Un Tiers-Lieu, au sens entendu ici, germe à l’écart de l’institué bien qu’il pose pourtant son action en plein milieu du monde, dans son mouvement de traversée d’une rive à l’autre; il travaille, résiste, avance, par l’invention des mots et des gestes et des sons et des images, en nouant l’épars, en tissant la rencontre entre nous tous. En faisant culture et bien commun.

Cet espace numérique auquel vous accédez est dédié à accueillir toutes les ressources nécessaires à l'élaboration coopérative d’ateliers menés sur la question de l'expérience démocratique.

Pour que cette démocratie ne devienne pas l'illusion d'un paradis, une utopie toujours repoussée à des horizons indéfinis. Ou simplement satisfaite de compter les voix par intermittence, ou de se qualifier de participative, quand, de “parts”, il y en peu à laisser aux peuples.
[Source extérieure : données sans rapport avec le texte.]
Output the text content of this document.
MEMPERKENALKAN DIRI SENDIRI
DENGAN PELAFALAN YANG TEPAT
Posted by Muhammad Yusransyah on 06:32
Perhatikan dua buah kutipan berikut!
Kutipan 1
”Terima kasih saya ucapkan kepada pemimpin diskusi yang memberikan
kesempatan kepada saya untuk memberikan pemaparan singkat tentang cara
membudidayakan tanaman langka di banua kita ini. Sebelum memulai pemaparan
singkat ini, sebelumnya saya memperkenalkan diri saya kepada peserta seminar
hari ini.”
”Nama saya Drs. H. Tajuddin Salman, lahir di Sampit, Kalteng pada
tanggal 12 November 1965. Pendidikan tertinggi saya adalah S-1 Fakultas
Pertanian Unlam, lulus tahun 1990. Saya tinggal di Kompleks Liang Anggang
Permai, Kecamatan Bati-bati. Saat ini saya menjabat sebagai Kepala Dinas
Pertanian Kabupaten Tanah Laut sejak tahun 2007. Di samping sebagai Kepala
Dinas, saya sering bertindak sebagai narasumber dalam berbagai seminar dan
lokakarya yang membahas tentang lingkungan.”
Oui, certes, et il va là du fondement de ce qui nous agite ici : on ne nous a rien demandé, personne ne nous a posé de question du haut des marches des pouvoirs, mais nous allons tout de même tenter de trouver à dire. Juste à dire. Imaginer des formes. Parler ensemble. Créer en partage. Simplement dans l'espace public, c'est à dire dans notre commun.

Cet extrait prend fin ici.